Hoger beroep inzake recht op IVA-uitkering na arbeidsongeschiktheid

In deze zaak heeft de Centrale Raad van Beroep op 13 december 2018 uitspraak gedaan in het hoger beroep van appellant tegen een eerdere uitspraak van de rechtbank Gelderland. Appellant, die arbeidsongeschikt is geraakt na een bedrijfsongeval in 2008, heeft een WIA-uitkering ontvangen, maar heeft in 2015 een herbeoordeling aangevraagd. Het Uwv heeft in een besluit van 3 juni 2015 vastgesteld dat de WIA-uitkering ongewijzigd wordt voortgezet, maar appellant heeft hiertegen bezwaar gemaakt. Het Uwv heeft in een later besluit van 5 november 2015 het bezwaar ongegrond verklaard, wat appellant heeft doen besluiten om in hoger beroep te gaan.

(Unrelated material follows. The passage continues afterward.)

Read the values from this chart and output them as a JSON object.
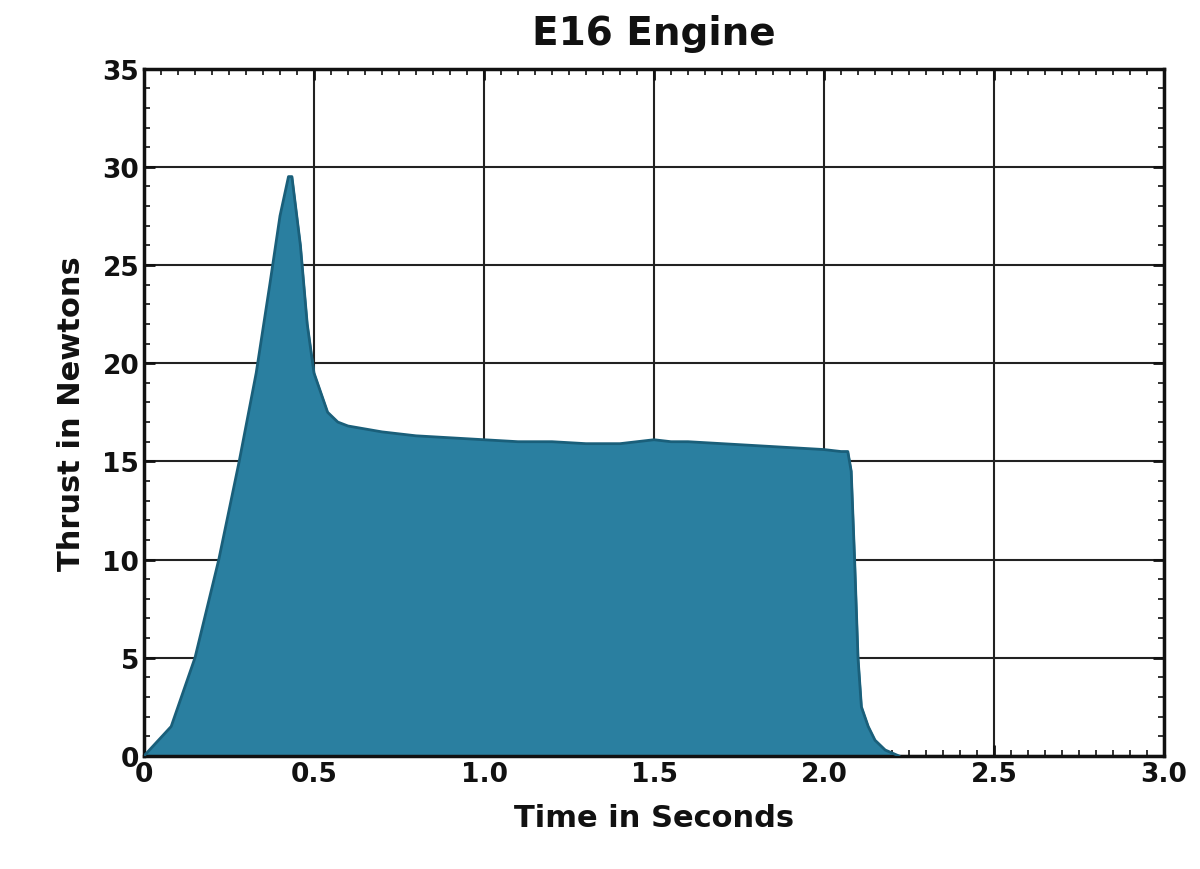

De Centrale Raad van Beroep heeft geoordeeld dat het Uwv niet voldoende heeft gemotiveerd waarom appellant geen recht heeft op een IVA-uitkering. De Raad heeft vastgesteld dat er voor de afwijkingen van appellant aan de rechterhand in medische zin geen behandelmogelijkheden meer zijn, en dat de inschatting van de mogelijkheden van appellant voor het eerste jaar na de herbeoordeling niet is gemaakt. De Raad heeft het besluit van het Uwv vernietigd en zelf in de zaak voorzien door te bepalen dat appellant met ingang van 27 mei 2015 recht heeft op een IVA-uitkering. Tevens is het Uwv veroordeeld in de proceskosten van appellant tot een bedrag van € 3.006,-.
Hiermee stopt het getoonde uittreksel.